POLICY RESEARCH AND ALTERNATIVES
The crankshaft of the engine of inflation is the Federal Open Market Committee, which is part of the Federal Reserve System and operates out of New York by buying and selling government bonds. When it buys a bond, it injects fresh, new money (Federal Reserve credit) into the banking system. The F.O.M.C., by speeding up or slowing down its purchases of government bonds, exerts the primary influence over the world's supply of U.S. dollars. Lest this powerful agency of economic policy run amok, as it has done in the past—e.g., 1929-1933, 1941-1952, and 1970-1974—a group of academic and business economists has formed the Shadow Open Market Committee, which meets every six months and makes proposals for monetary policy. Formed in September 1973 by Profs. Allan H. Meltzer of Carnegie-Mellon University and Karl Brunner of the University of Rochester, the S.O.M.C. closely monitors the activities of the F.O.M.C. The aim of the group is to establish visible alternatives to current policy when they perceive that policy to be in error, and thereby to counterbalance any tendency for policymakers to argue that their decisions are the only reasonable ones. This was what the Federal Reserve System did in 1929-1933 and the secrecy, as well as lousy statistics, contributed to the subsequent Keynesian policy of ignoring the quantity of money altogether and letting the printing press whirl. Other members of the S.O.M.C. include Beryl W. Sprinkel, Anna J. Schwartz, Thoms Mayer, Homer Jones, Wilsom Schmidt, Robert H. Rasche, and A. James Meigs.

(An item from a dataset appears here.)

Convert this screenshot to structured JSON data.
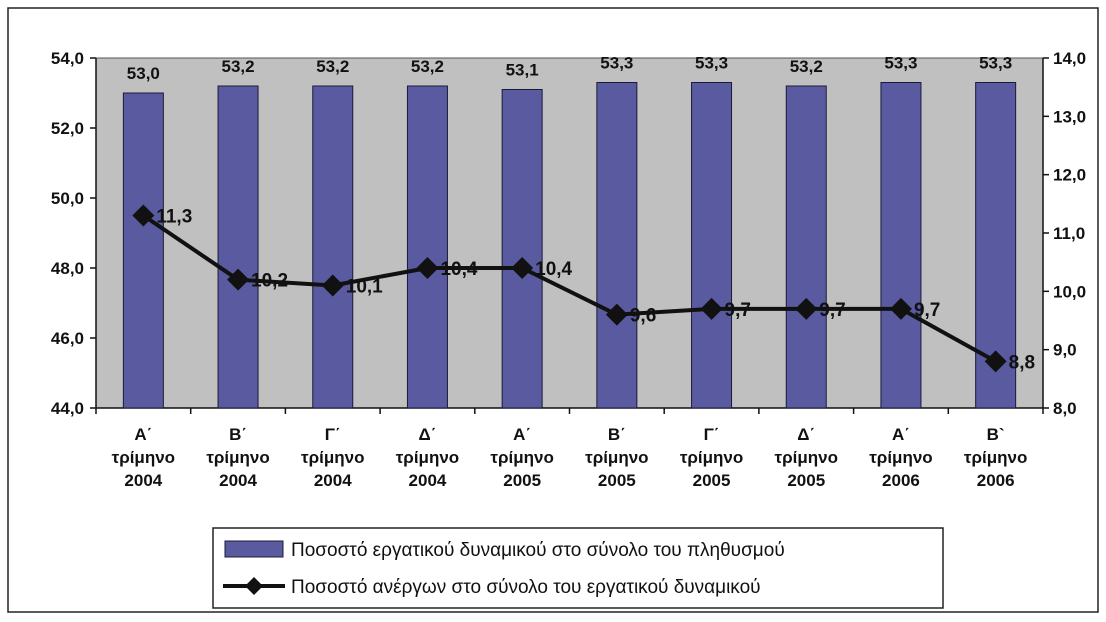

Karl Brunner, furthermore, is head of the Center for Research in Government Policy and Business at the University of Rochester. The University of Rochester, under the chancellorship of W. Allen Wallis, has attracted a number of young libertarian academics.

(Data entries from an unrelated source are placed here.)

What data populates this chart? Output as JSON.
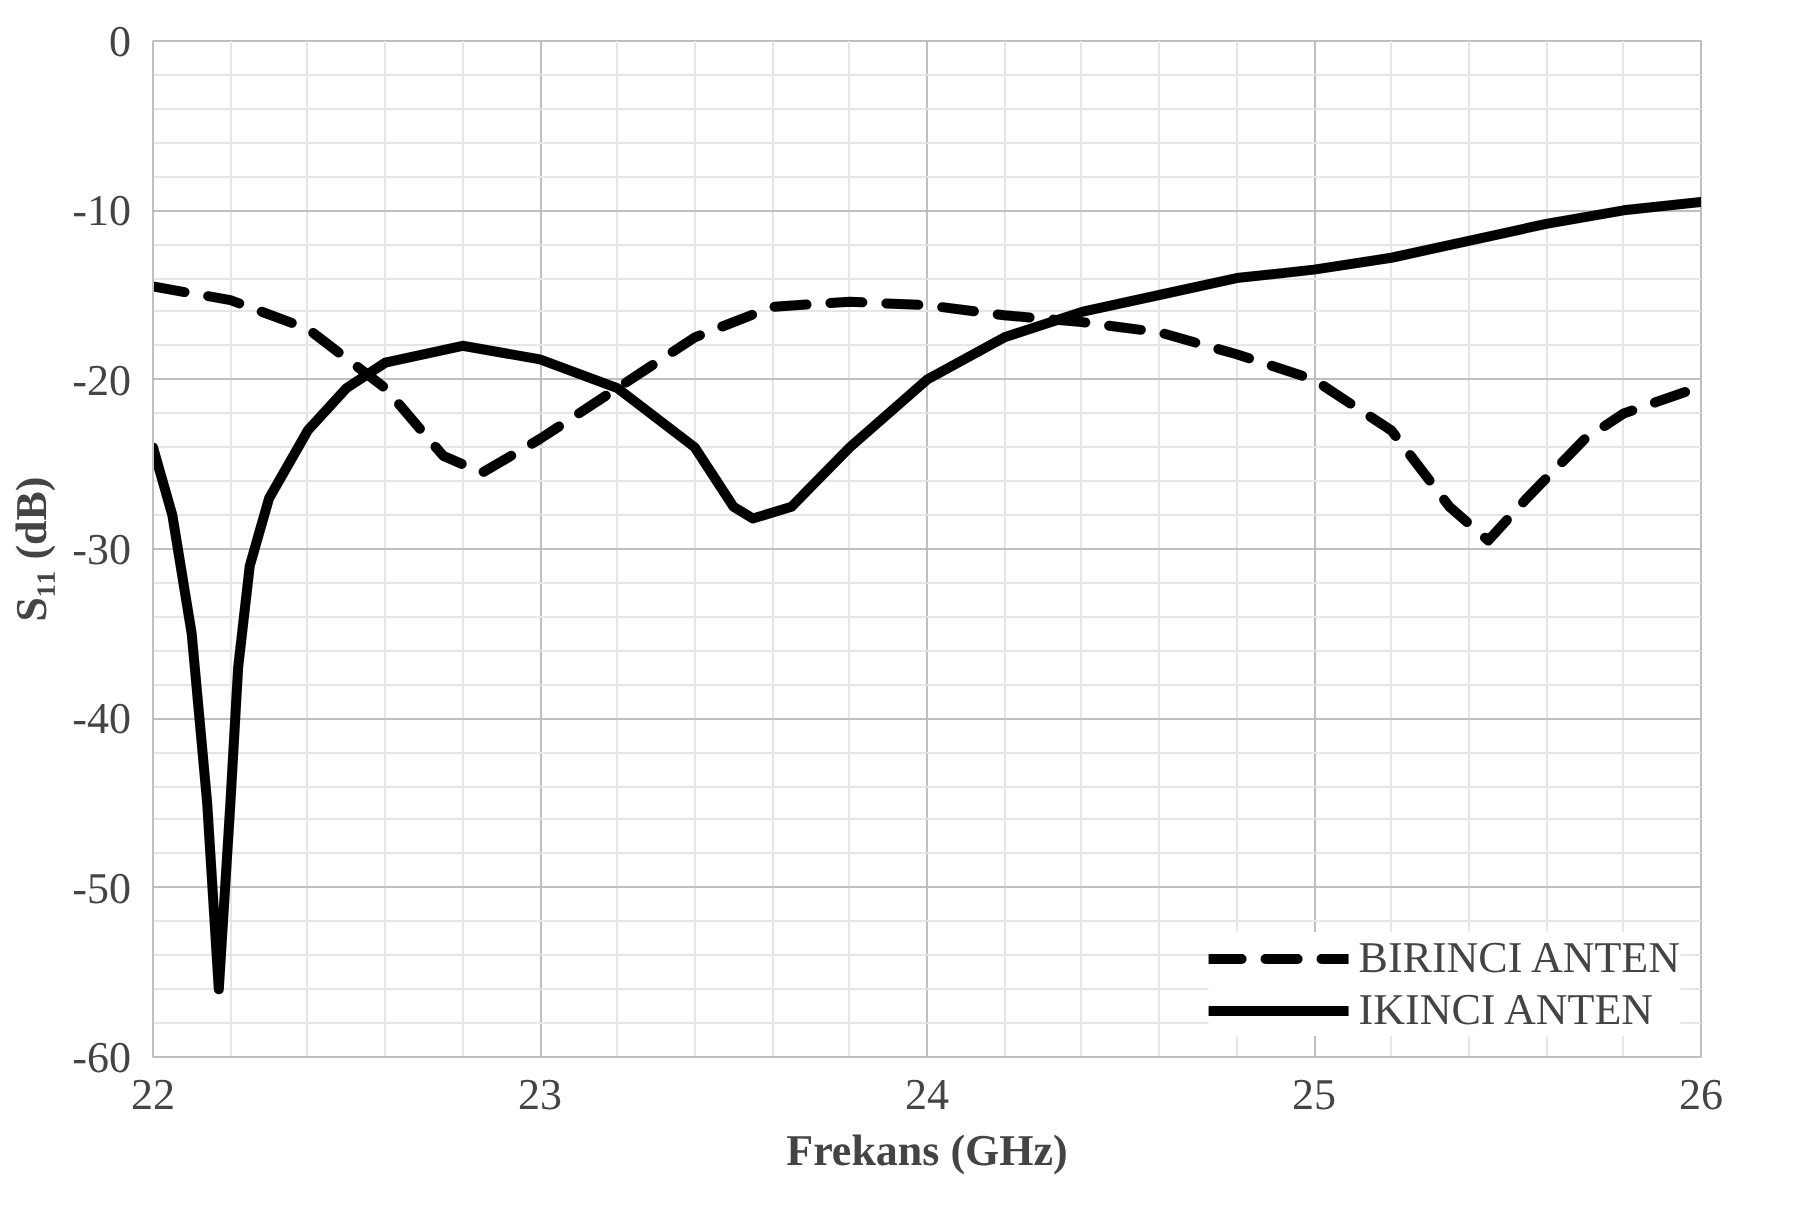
{
  "chart_data": {
    "type": "line",
    "xlabel": "Frekans (GHz)",
    "ylabel": "S₁₁ (dB)",
    "xlim": [
      22,
      26
    ],
    "ylim": [
      -60,
      0
    ],
    "xticks": [
      22,
      23,
      24,
      25,
      26
    ],
    "yticks": [
      -60,
      -50,
      -40,
      -30,
      -20,
      -10,
      0
    ],
    "grid": true,
    "legend": "bottom right",
    "series": [
      {
        "name": "BIRINCI ANTEN",
        "color": "#000000",
        "line_style": "dashed",
        "x": [
          22,
          22.2,
          22.4,
          22.6,
          22.75,
          22.85,
          23.0,
          23.2,
          23.4,
          23.6,
          23.8,
          24.0,
          24.2,
          24.4,
          24.6,
          24.8,
          25.0,
          25.2,
          25.35,
          25.45,
          25.55,
          25.7,
          25.8,
          26.0
        ],
        "values": [
          -14.5,
          -15.3,
          -17,
          -20.5,
          -24.5,
          -25.5,
          -23.5,
          -20.5,
          -17.5,
          -15.7,
          -15.4,
          -15.6,
          -16.2,
          -16.6,
          -17.2,
          -18.5,
          -20,
          -23,
          -27.5,
          -29.5,
          -27,
          -23.5,
          -22,
          -20.4
        ]
      },
      {
        "name": "IKINCI ANTEN",
        "color": "#000000",
        "line_style": "solid",
        "x": [
          22,
          22.05,
          22.1,
          22.14,
          22.17,
          22.2,
          22.22,
          22.25,
          22.3,
          22.4,
          22.5,
          22.6,
          22.8,
          23.0,
          23.2,
          23.4,
          23.5,
          23.55,
          23.65,
          23.8,
          24.0,
          24.2,
          24.4,
          24.6,
          24.8,
          25.0,
          25.2,
          25.4,
          25.6,
          25.8,
          26.0
        ],
        "values": [
          -24,
          -28,
          -35,
          -45,
          -56,
          -45,
          -37,
          -31,
          -27,
          -23,
          -20.5,
          -19,
          -18,
          -18.8,
          -20.5,
          -24,
          -27.5,
          -28.2,
          -27.5,
          -24,
          -20,
          -17.5,
          -16,
          -15,
          -14,
          -13.5,
          -12.8,
          -11.8,
          -10.8,
          -10,
          -9.5
        ]
      }
    ]
  }
}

The Center has published several books demonstrating the perverse consequences of regulation of markets. One study, published in 1975, "Government Credit Allocation—Where Do We Go From Here," demonstrated that the government's involvement in the home financing business has generally led to higher prices for housing, the opposite of the common belief and the supposed purpose of the mortgage subsidies. The lesson to be learned from this study in credit allocation is that the invisible hand usually wipes out and perverts direct policy intentions. The perennial attempts by government to subsidize everybody at the expense of everybody else leads to a decrease in living standards.
According to Brunner, "The Social Security System has lowered private savings. Consequently, there is less money for capital investment. Thus, we have a capital stock that is 55 percent lower than it would have been without Social Security and a GNP that is 15 percent less." Further, "Companies put their money into accounting and legal departments to cope with regulations, or into public relations efforts to counter them. All of this is nonproductive."
The Center is one of a growing number of academic institutes devoted to the study and empirical refutation of the myth of government goodness. What we may be seeing in this development is a revolution of monumental proportions; as the public sector grows in the society it becomes more and more obviously wasteful and inefficient—even in terms of its own goals. The call last September by Prime Minister Callaghan of Britain for a reduction in government spending—addressing a convention of the socialist Labour Party—is a stunning and welcome sign.